6 signs of pneumonia in calves to look out for

Pneumonia is a respiratory disease that causes inflammation of the lungs. An infection in pre-weaned calves can reduce milk production later in life by 10-15% depending on the severity.

But if you catch it early – in the first two-to-three days – calves are much more likely to recover fully.

Therefore, knowing the symptoms is key. There are six main signs calves with pneumonia will exhibit. If a calf has three of these you should treat it immediately.

Below, Dr Scott Abbott froofm Dairy Vet Management and director of technical services at breeding company World Wide Sires, talks through the main signs to look out for.

See alsoQ&A: Pneumonia in calves and how to combat it

1. Temperature

Take the rectal temperature. Higher than 39.5C indicates the calf may be sick.

2. Nasal discharge

Look for a small amount of cloudy discharge up to excessive mucus discharge.

3. Coughing and increased respiration rate

Pinch the calf’s throat gently. If it starts coughing it’s a sign it has irritation. Other symptoms to look out for are repeated coughing in calves with more severe symptoms, and laboured breathing.

4. Slow feed intake

Calves with pneumonia usually keep eating and drinking, but they will have a slower intake and will remain standing after they have eaten. This is because they feel uncomfortable due to feeding increasing the amount of pressure on their already-swollen lungs.

5. Eye discharge

This can be a small amount of discharge near the tear duct, up to heavy discharge surrounding the eye and which has formed crusts.

6. Ears

In clinical cases calves’ ears will sag and they will also flick their ears. This is a sign they have mycoplasma which causes fluid on the ear.
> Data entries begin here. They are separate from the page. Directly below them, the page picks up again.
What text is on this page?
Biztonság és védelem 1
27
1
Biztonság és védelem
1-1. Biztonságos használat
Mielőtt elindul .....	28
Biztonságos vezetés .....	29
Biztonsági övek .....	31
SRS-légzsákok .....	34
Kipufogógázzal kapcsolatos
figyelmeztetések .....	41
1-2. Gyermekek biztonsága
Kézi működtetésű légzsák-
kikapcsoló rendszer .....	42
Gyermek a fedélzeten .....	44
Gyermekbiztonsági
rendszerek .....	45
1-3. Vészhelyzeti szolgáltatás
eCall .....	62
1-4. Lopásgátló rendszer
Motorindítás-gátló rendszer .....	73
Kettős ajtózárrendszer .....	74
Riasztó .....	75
In very severe cases it can cause swelling of the forehead due to the immune glands being enlarged.

If calves have these symptoms treat immediately without diagnosing another two signs using an anti-inflammatory and antibiotic.

Advice on treating calves

  • Use an antibiotic that targets the bacteria causing pasteurella and mycoplasma – speak to your vet to ensure you pick the right one.
  • Administer pain relief.
  • Keep calves drinking milk: One of the biggest failures often seen in the treatment of sick calves is removing or reducing the amount of milk fed to animals. This reduces energy and the calf will lose weight and become weaker.
  • Calves with pneumonia usually still want to drink/eat. It is not recommended to tube feed milk to calves older than 10 days as the milk could get into the rumen and cause digestive problems.
  • If calves won’t drink (this is often the case with calves that have diarrhoea) then consider tubing them small amounts (1 litre a day).